The Ultimate Festival Movie

Check out the Current Festivals section in the right panel of this page, and you’ll see a lot of activity this summer. Playing right now or opening soon, we’ve got festival for the LGBT community and another for Jews. There’s a festival of horror films, another of comedies, and two of silent films.

So here’s the trick: Find a film (or at least make up a plot) that can legitimately play at all six festivals. It’s easy to find a gay Jewish comedy; even Ang Lee has made one. And I can think of an actual silent Jewish horror film (The Golem). But what about a silent, gay-themed, Jewish horror comedy? No so easy.

Perhaps if The Golem had starred Buster Keaton as the rabbi and Fatty Arbuckle as the title monster. And instead of falling for a girl, the clay creature loses his head to, say, Snitz Edwards.

Any other ideas?

Jewish Film Festival Announced

Proud of its diversity, the Bay Area hosts a lot of what I call identity film festivals—geared around a particular way people identify themselves, whether it’s ethnic, religious, gender, or sexual identity. And the San Francisco Jewish Film Festival, now celebrating it’s 30th year, started the trend.

Being Jewish, this event has more meaning for me personally than the other identify festivals.

The 30th Annual San Francisco Jewish Film Festival begins Saturday, July 24 at the Castro with the Holocaust drama Saviors in the Night, and ends Monday, August 9 atSaviors in the Night the Rafael with the music documentary The Klezmatics: On Holy Ground. (That Saturday opening is unusual. I thought it was against the law for a major festival to open any day except Thursday.)  In between those dates, it will serve up 101 screenings of 57 different films. Other venues include Berkeley Rep’s Roda Theatre, the CineArts at Palo Alto Square, and the Jewish Community Center of San Francisco.
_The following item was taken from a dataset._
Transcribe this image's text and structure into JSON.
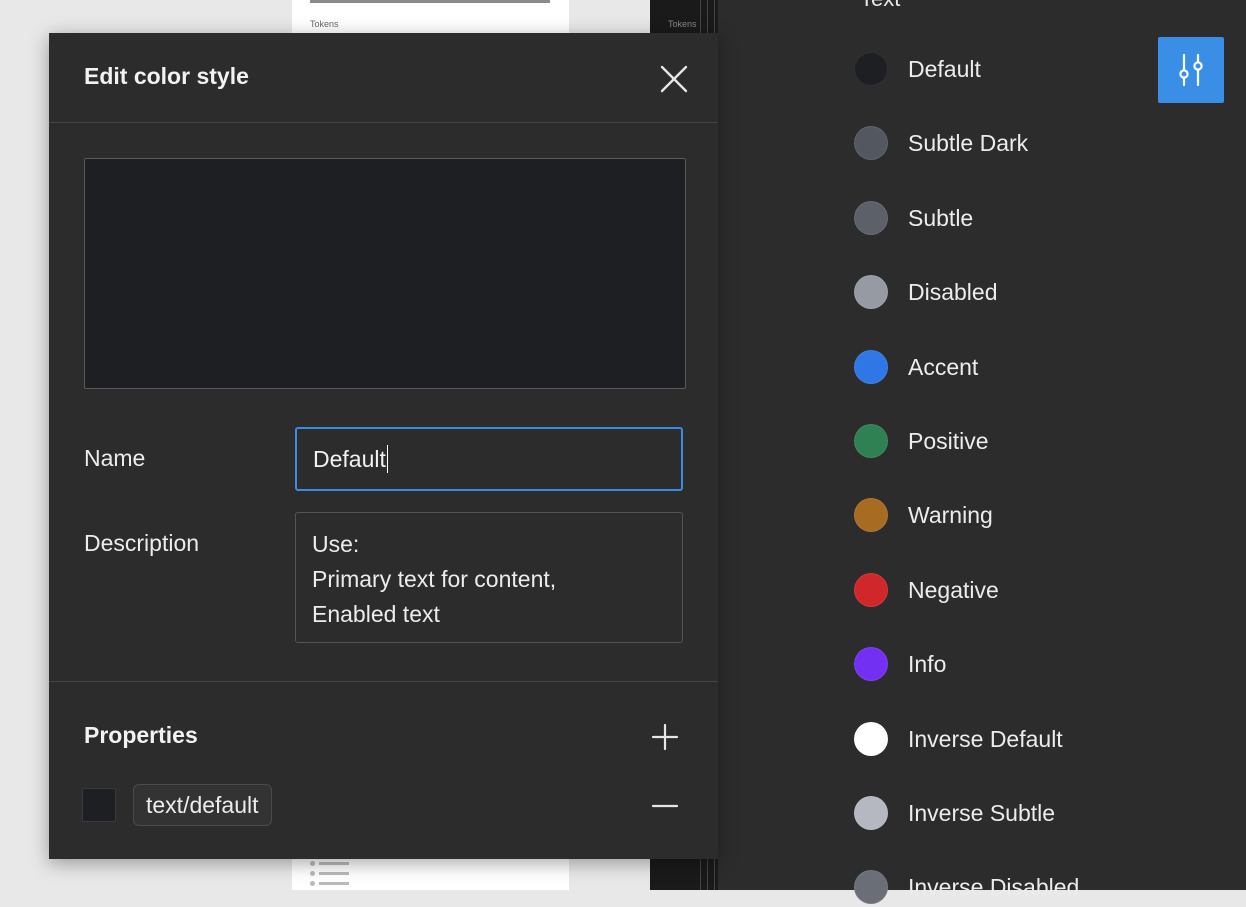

In the series Tough Guys: Images of Jewish Gangsters in Film, the festival will spotlight part of the Jewish-American experience we generally don’t like to talk about. One of the films is actually a cheat—the original, 1931 version of Scarface is about an Italian gangster, although he was played by Yiddish Theater veteran Paul Muni. The other films in the spotlight, Lepke, King of the Roaring 20′s – The Story of Arnold Rothstein, and Bugsy, are genuinely about actual, historical, Jewish gangsters. A panel discussion will follow the Lepke screening.

Another spotlight, People of the Book, looks at writers through documentaries. The included films in the series are A Room and a Half, Grace Paley: Collected Shorts, Amos Oz: The Nature of Dreams, Ahead of Time, and Sayed Kashua – Forever Scared. (You could probably make up a drinking game around documentary titles that include colons and hyphens.)

That last title isn’t the only event at the festival built around Israeli Arab satirist Sayed Kashua.  Two years ago, he wowed the festival (or at least me) with the first season of his pointed and hilarious sitcom, Arab Labor. This year, he’s winning the festival’s Freedom of Expression Award. The festival will also screen three episodes from his brand-new Arab Labor: Season 2.

The festival will also screen documentaries on everything from Utopia to Middle East Strife to baseball, assorted dramas, and several films about the Holocaust (just for one year, I want to see a Holocaust-free Jewish Film Festival). And a 1922 silent film, Hungry Hearts, with musical accompaniment by the Moab Strangers.